But the spooks say the same things others (including Misaki herself later!) have said, and something on which I agree: Yukari and Lilina do seem to make a good couple. Obviously that came down to the science determining that these two peoples’ personalities would be compatible, and there’s a slight temptation to say “well, what would be so wrong with them just getting married?”

Wellsir, that would be fine except for the fact Yukari loves someone else…and she loves him back. Lilina not only remains totally okay with Yukari kissing Misaki daily, she basically orders him to, not for his sake, but for that of Misaki’s happiness.


When Yukari tells Lilina he thinks it’s “weird” his assigned wife is telling him to kiss another girl, she promptly returns his volley with deadly accuracy: “it’s even weirder that the world forbids you from kissing the person you like.” Amen, sister!

So Yukari has his orders: he’s not to give up so soon, even though he believes Misaki has received her marriage notice. Which is odd, because I thought she already received it, and her assigned husband is Nisaka, and has been keeping it a big secret.

But even her odd little argument with Nisaka that Yukari gets a glimpse of could be anything. It could be Nisaka told her how he feels about Yukari, but Misaki remains firm that he’s her’s. When Yukari works with Misaki after school, he congratulates her, but he’s off base: she didn’t receive her notice.

Another titular lie? If not, why did the suits visit? And was it sheer coincidence such a science-y ministry asked Yukari where Misaki lives? Do they not have Google Maps? In any case, Misaki adds that no matter who was chosen to be her husband, Yukari will be “the only person who’ll ever be special to me,” before leaning in to kiss him.
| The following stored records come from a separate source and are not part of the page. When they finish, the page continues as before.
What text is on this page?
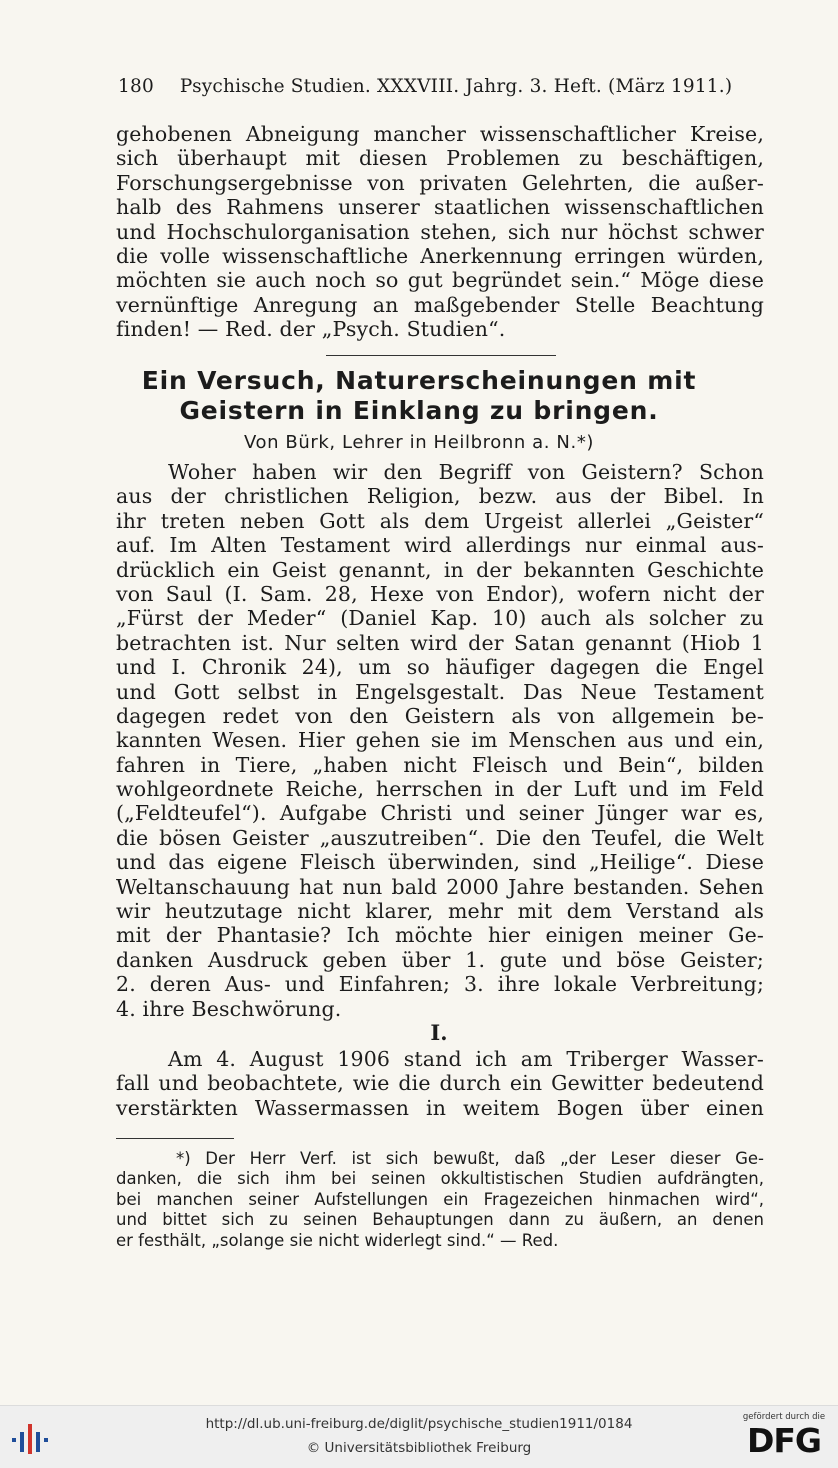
180 Psychische Studien. XXXVIII. Jahrg. 3. Heft. (März 1911.)
gehobenen Abneigung mancher wissenschaftlicher Kreise,
sich überhaupt mit diesen Problemen zu beschäftigen,
Forschungsergebnisse von privaten Gelehrten, die außer-
halb des Rahmens unserer staatlichen wissenschaftlichen
und Hochschulorganisation stehen, sich nur höchst schwer
die volle wissenschaftliche Anerkennung erringen würden,
möchten sie auch noch so gut begründet sein.“ Möge diese
vernünftige Anregung an maßgebender Stelle Beachtung
finden! — Red. der „Psych. Studien“.
Ein Versuch, Naturerscheinungen mit
Geistern in Einklang zu bringen.
Von Bürk, Lehrer in Heilbronn a. N.*)
Woher haben wir den Begriff von Geistern? Schon
aus der christlichen Religion, bezw. aus der Bibel. In
ihr treten neben Gott als dem Urgeist allerlei „Geister“
auf. Im Alten Testament wird allerdings nur einmal aus-
drücklich ein Geist genannt, in der bekannten Geschichte
von Saul (I. Sam. 28, Hexe von Endor), wofern nicht der
„Fürst der Meder“ (Daniel Kap. 10) auch als solcher zu
betrachten ist. Nur selten wird der Satan genannt (Hiob 1
und I. Chronik 24), um so häufiger dagegen die Engel
und Gott selbst in Engelsgestalt. Das Neue Testament
dagegen redet von den Geistern als von allgemein be-
kannten Wesen. Hier gehen sie im Menschen aus und ein,
fahren in Tiere, „haben nicht Fleisch und Bein“, bilden
wohlgeordnete Reiche, herrschen in der Luft und im Feld
(„Feldteufel“). Aufgabe Christi und seiner Jünger war es,
die bösen Geister „auszutreiben“. Die den Teufel, die Welt
und das eigene Fleisch überwinden, sind „Heilige“. Diese
Weltanschauung hat nun bald 2000 Jahre bestanden. Sehen
wir heutzutage nicht klarer, mehr mit dem Verstand als
mit der Phantasie? Ich möchte hier einigen meiner Ge-
danken Ausdruck geben über 1. gute und böse Geister;
2. deren Aus- und Einfahren; 3. ihre lokale Verbreitung;
4. ihre Beschwörung.
I.
Am 4. August 1906 stand ich am Triberger Wasser-
fall und beobachtete, wie die durch ein Gewitter bedeutend
verstärkten Wassermassen in weitem Bogen über einen
*) Der Herr Verf. ist sich bewußt, daß „der Leser dieser Ge-
danken, die sich ihm bei seinen okkultistischen Studien aufdrängten,
bei manchen seiner Aufstellungen ein Fragezeichen hinmachen wird“,
und bittet sich zu seinen Behauptungen dann zu äußern, an denen
er festhält, „solange sie nicht widerlegt sind.“ — Red.
http://dl.ub.uni-freiburg.de/diglit/psychische_studien1911/0184
© Universitätsbibliothek Freiburg
gefördert durch die
DFG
Lilina, it would seem, was right: Misaki isn’t giving up, so neither should Yukari. Lilina doesn’t feel she has adequate skin in the game, and so doesn’t want to be yet another impediment to Real Love in a world that’s already turned against it. That’s noble, but I do hope, as seems to be the case, that she starts to grow closer to Yukari despite that.

For now, she’s still far more focused on Yukari and Misaki, to the point she invites Misaki to their two families’ camping trip, and she says yes. Not sure he’d be able to deal with the stress being in a triangle during the trip, he invites (and eventually bribes) Nisaki to come along too.

And so there you have it: an arranged couple on a camping trip, each bringing along a person in love with Yukari. Should be interesting!